The overall performance of the nonwoven fabric is higher than that of the hand-made mask in terms of the number of particles of droplets. However, 80% of droplets are collected in both cases, and the risk reduction effect can be expected even with a cloth mask, the results indicate.

Comparison between masks and face shield (*These movies are courtesy of: RIKEN, Toyohashi University of Technology, Kobe University, in cooperation with: Kyoto Institute of Technology, Osaka University, Daio Paper)

[Yellow: gap, red: attach to mask and face, blue: permeate through mask]

faceshield

The collection effect is expected for large droplets over 50 microns, but the effect is limited. A significant amount of aerosols leak out from the face shield.

The following is how droplets and aerosols spread in an auditorium. It assumes 2000 people are seated in a 14000 square-meter multipurpose hall. (*Courtesy of RIKEN/Kobe University: Toyohashi University of Technology/Kyoto Institute of Technology/Kajima)

without a mask
with a mask

Without a mask, large droplets can reach the row in front of you. The risk to the front row and left and right audience is great.

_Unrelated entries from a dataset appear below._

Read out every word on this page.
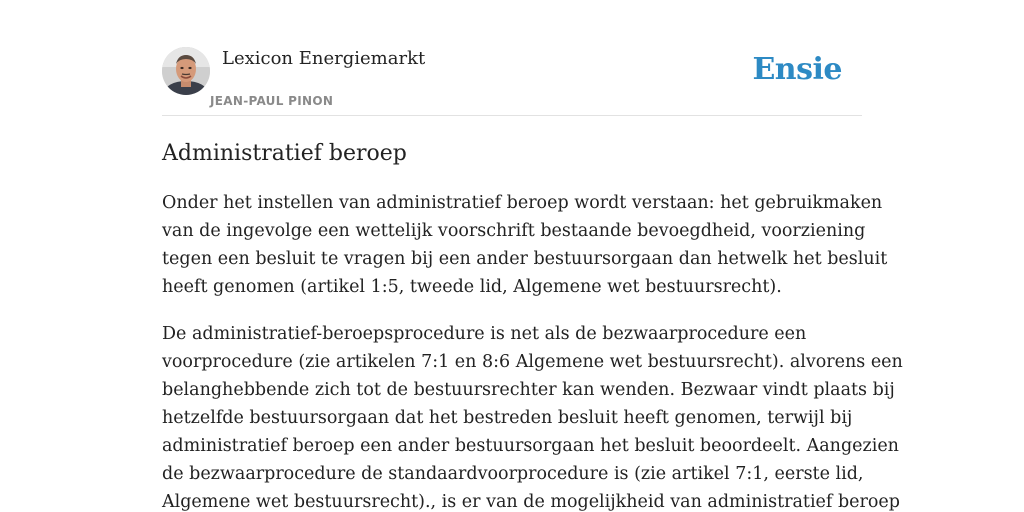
Lexicon Energiemarkt
JEAN-PAUL PINON
Ensie
Administratief beroep

Onder het instellen van administratief beroep wordt verstaan: het gebruikmaken
van de ingevolge een wettelijk voorschrift bestaande bevoegdheid, voorziening
tegen een besluit te vragen bij een ander bestuursorgaan dan hetwelk het besluit
heeft genomen (artikel 1:5, tweede lid, Algemene wet bestuursrecht).

De administratief-beroepsprocedure is net als de bezwaarprocedure een
voorprocedure (zie artikelen 7:1 en 8:6 Algemene wet bestuursrecht). alvorens een
belanghebbende zich tot de bestuursrechter kan wenden. Bezwaar vindt plaats bij
hetzelfde bestuursorgaan dat het bestreden besluit heeft genomen, terwijl bij
administratief beroep een ander bestuursorgaan het besluit beoordeelt. Aangezien
de bezwaarprocedure de standaardvoorprocedure is (zie artikel 7:1, eerste lid,
Algemene wet bestuursrecht)., is er van de mogelijkheid van administratief beroep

With a mask, only small droplets float around the infected person, but this varies depending on temperature and air flow.

The supercomputer simulation can identify promising course of action without the need to conduct full scale tests. In the current situation, they can help identify directions that should be researched further for increased prevention. One of the most pressing questions currently in the many countries is whether or not different types of masks might be more effective or another.  This type of modeling helps us to increase understanding and inform result without having to actually conduct human tests.

The results of the simulations clearly show that masks can drastically reduce the spread of airborne droplets, and prevent spread of the corona virus from an infected person to others. In a society where masks are used by most people, the community action will help to protect the individuals. This is especially relevant as infected persons without symptoms also may move around in society.

The supercomputer simulation results have a potential to help health advisers, policy makers and decision makers to recommend the use of facial masks broadly in society, i.e. Sweden.